The operator said on Wednesday that a one-month technical trial will take place from March in the Thames Valley, the same area where O2 performed its early 4G tests. Three will be testing out 2.6GHz spectrum, which is very high-bandwidth, at around four sites close to Maidenhead and Slough.
Three has said it will begin performing 4G technical trials in the Thames Valley area in early 2012. Photo credit: Enjoy Truro
Further tests, involving real-world customers, will follow later in the year, Three said.
"With every major upgrade like this smartphone and tablet customers will find they can enjoy their devices more in more places across the UK," Three chief David Dyson said in a statement. "Our ability to provide all-you-can-eat data packages depends on a combination of smart network management, investment in improved technologies and the spectrum that is the lifeblood of mobile."
At the moment, O2 is trialling 4G LTE (long-term evolution) technology in London, while Everything Everywhere (T-Mobile and Orange) is doing the same in Cornwall. Vodafone has already conducted three LTE trials in the UK, having started in 2009.

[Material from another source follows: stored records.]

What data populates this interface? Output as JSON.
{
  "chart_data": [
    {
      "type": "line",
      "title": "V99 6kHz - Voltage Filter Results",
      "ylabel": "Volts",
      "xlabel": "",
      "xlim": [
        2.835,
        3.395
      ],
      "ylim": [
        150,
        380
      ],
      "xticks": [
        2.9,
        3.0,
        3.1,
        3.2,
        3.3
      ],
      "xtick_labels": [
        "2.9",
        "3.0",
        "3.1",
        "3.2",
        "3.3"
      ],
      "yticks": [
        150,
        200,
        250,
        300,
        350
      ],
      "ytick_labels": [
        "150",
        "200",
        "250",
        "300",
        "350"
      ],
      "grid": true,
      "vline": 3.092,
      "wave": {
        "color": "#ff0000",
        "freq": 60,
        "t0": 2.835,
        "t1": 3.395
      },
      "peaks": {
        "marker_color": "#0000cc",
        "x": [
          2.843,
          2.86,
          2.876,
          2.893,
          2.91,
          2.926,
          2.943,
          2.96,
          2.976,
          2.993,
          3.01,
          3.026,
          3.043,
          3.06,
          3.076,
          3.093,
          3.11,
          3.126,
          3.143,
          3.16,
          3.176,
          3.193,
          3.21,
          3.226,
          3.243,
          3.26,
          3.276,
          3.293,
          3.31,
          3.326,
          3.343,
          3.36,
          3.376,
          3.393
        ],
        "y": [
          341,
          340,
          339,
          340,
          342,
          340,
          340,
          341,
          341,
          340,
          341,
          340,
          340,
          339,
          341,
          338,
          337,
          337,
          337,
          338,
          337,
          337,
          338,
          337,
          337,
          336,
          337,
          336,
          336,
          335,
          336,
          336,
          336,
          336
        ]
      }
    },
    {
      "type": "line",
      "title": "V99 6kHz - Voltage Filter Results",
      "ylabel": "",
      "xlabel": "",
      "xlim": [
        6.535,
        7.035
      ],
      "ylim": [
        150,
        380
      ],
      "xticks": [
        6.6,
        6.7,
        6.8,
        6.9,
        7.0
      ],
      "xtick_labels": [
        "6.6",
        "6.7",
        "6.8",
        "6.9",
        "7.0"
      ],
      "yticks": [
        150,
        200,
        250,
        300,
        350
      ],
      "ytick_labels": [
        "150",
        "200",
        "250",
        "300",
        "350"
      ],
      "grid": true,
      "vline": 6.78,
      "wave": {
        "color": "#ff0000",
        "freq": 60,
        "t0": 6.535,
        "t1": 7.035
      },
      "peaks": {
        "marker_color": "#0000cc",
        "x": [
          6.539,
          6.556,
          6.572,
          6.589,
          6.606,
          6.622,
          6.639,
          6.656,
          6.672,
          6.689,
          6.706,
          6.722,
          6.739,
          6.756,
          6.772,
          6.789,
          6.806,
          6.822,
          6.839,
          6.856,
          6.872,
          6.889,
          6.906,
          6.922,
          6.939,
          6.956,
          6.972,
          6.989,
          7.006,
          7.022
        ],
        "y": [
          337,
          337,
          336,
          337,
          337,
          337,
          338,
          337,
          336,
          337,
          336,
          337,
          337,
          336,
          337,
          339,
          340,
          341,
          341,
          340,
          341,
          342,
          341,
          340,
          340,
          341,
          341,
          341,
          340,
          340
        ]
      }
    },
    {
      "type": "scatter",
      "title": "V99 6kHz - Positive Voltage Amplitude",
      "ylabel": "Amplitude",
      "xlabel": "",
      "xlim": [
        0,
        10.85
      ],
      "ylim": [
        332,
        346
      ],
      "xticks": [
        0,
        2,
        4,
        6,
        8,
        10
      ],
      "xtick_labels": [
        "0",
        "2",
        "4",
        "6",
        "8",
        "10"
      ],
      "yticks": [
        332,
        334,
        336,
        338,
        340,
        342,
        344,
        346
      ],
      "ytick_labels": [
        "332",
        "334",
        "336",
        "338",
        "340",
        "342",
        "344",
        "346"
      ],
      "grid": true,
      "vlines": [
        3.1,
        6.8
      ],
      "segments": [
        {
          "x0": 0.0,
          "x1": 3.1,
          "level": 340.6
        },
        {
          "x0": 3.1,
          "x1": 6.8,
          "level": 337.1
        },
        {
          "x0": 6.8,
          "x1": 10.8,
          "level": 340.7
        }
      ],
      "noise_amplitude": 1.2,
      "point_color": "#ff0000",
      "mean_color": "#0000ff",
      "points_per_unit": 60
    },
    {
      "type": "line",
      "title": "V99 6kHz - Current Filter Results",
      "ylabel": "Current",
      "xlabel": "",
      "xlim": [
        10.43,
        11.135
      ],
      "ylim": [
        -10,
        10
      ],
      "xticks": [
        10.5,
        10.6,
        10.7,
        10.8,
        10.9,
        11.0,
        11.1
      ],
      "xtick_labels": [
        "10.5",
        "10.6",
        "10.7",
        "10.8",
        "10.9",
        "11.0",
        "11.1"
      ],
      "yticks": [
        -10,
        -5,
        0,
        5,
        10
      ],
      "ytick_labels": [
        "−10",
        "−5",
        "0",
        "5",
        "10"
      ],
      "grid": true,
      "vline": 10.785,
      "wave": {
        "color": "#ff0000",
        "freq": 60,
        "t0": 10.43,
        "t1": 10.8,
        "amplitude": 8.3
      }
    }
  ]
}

None of the operators can launch their UK 4G services until they have bought new spectrum at a much-delayed auction, which is now supposed to take place at the end of 2012. The auction was originally scheduled for September 2008, but real and threatened court actions from some operators — notably O2 and T-Mobile — have repeatedly put the date back.
The intra-industry argument is testing the patience of MPs, culture secretary Jeremy Hunt and the regulator Ofcom, all of whom have called on the operators to get on with it and allow the UK not to fall even further behind other countries in deploying 4G.
The legal threats are part of a protracted squabble between the operators over who gets to keep or gain how much spectrum come the auction, a matter that is complicated by the fact that the UK now allows the 'refarming' of 2G voice and SMS spectrum for mobile broadband. Some operators have 2G spectrum that is suitable for refarming — similar to reallocation or repurposing — and some do not.
A study published in October suggested that the UK is losing out on £730m of potential economic benefits each year, due to its lack of 4G services.